Wednesday 21 November 2012

KNM Group Bhd - 3Q12 results meets expectations


Period    3Q12 / 9M12

Actual vs. Expectations     The 9MFY12 profit before tax (PBT) of RM60.6m was within our expectations, making up 74% of our FY12 PBT estimate of RM82.4m. However, it came in above the consensus’s expectation at 90% of its estimate of RM67.0m.

We are reviewing KNM’s results on a PBT basis to exclude the impact of its tax credit. FY12 is the last year KNM is expected to report a positive tax credit.

Dividends     No dividend was declared.

Key Results Highlights     QoQ, the 3Q12 PBT rose +5.2% as the company continued to phase out legacy contracts (won in 2009-10 with subpar margins) which was the cause of losses for most of 2011.

YoY, the 3Q12 PBT was also up (+>100%), mainly due to the operational turnaround given the reduction in the loss-making projects above.

Geographically, there was a significant jump in EBITDA margins for the Asia & Oceania segment mainly due to the execution of some high-margin projects (i.e. EPC contract from Lukoil). However, the Europe division saw an erosion in EBITDA margin due to the late deliveries of several projects. The America division saw a significant drop in its EBITDA margin as well, due to some additional costs incurred to complete several projects.

Outlook     An analyst briefing will be held this coming Thursday (22nd Nov).

FY12 earnings are expected to be in the black due to 1) the legacy loss-making projects being completed within CY12 and 2) efforts undertaken to improve cost efficiency and productivity.

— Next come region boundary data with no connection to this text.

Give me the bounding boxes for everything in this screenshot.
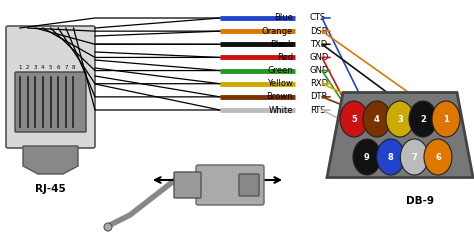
Text: 6: 6: [435, 152, 441, 161]
Text: 6: 6: [56, 65, 60, 70]
Text: 2: 2: [26, 65, 29, 70]
Text: Blue: Blue: [274, 13, 293, 23]
FancyBboxPatch shape: [15, 72, 86, 132]
Text: CTS: CTS: [310, 13, 326, 23]
Ellipse shape: [386, 101, 414, 137]
Text: Orange: Orange: [262, 27, 293, 36]
Text: Brown: Brown: [266, 92, 293, 101]
Text: RJ-45: RJ-45: [35, 184, 66, 194]
Text: 8: 8: [388, 152, 393, 161]
FancyBboxPatch shape: [196, 165, 264, 205]
Ellipse shape: [377, 139, 405, 175]
Text: 9: 9: [364, 152, 370, 161]
FancyBboxPatch shape: [174, 172, 201, 198]
Text: Yellow: Yellow: [267, 79, 293, 88]
Text: DB-9: DB-9: [406, 196, 434, 206]
FancyBboxPatch shape: [239, 174, 259, 196]
Text: Black: Black: [270, 40, 293, 49]
Polygon shape: [23, 146, 78, 174]
Text: 5: 5: [351, 114, 357, 123]
Ellipse shape: [401, 139, 428, 175]
Text: 3: 3: [33, 65, 37, 70]
Text: GND: GND: [310, 66, 329, 75]
Text: 5: 5: [49, 65, 52, 70]
Text: TXD: TXD: [310, 40, 327, 49]
Text: DSR: DSR: [310, 27, 328, 36]
Text: 2: 2: [420, 114, 426, 123]
Ellipse shape: [363, 101, 391, 137]
Text: 1: 1: [443, 114, 449, 123]
Ellipse shape: [432, 101, 460, 137]
FancyBboxPatch shape: [6, 26, 95, 148]
Text: 4: 4: [374, 114, 380, 123]
Ellipse shape: [353, 139, 381, 175]
Text: 4: 4: [41, 65, 45, 70]
Text: GND: GND: [310, 53, 329, 62]
Ellipse shape: [424, 139, 452, 175]
Text: 1: 1: [18, 65, 22, 70]
Text: Green: Green: [267, 66, 293, 75]
Polygon shape: [327, 93, 473, 177]
Text: RTS: RTS: [310, 106, 326, 114]
Text: 7: 7: [411, 152, 417, 161]
Ellipse shape: [104, 223, 112, 231]
Text: 8: 8: [72, 65, 75, 70]
Ellipse shape: [409, 101, 437, 137]
Text: Red: Red: [277, 53, 293, 62]
Ellipse shape: [340, 101, 368, 137]
Text: 7: 7: [64, 65, 68, 70]
Text: DTR: DTR: [310, 92, 328, 101]
Text: White: White: [268, 106, 293, 114]
Text: RXD: RXD: [310, 79, 328, 88]
Text: 3: 3: [397, 114, 403, 123]
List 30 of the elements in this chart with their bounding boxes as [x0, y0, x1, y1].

Some plant capacity rationalisations are expected as certain plants (e.g. Brazil/Indonesia/Australia) seem to be suffering from low utilisation.

The Peterborough and Octagon projects are currently at status quo. However, the company has targeted to secure financing for Peterborough soon.

Change to Forecasts    No changes to our forecasts at this juncture.

Rating    Maintain MARKET PERFORM.

Valuation     Based on an unchanged 9.0x targeted PER on CY13 EPS of 5.9sen sen, we are maintaining our fair value of RM0.53.

The discount to the sector’s average PER of 15x is due to the significant earnings risk present given KNM’s historical bottom line volatility.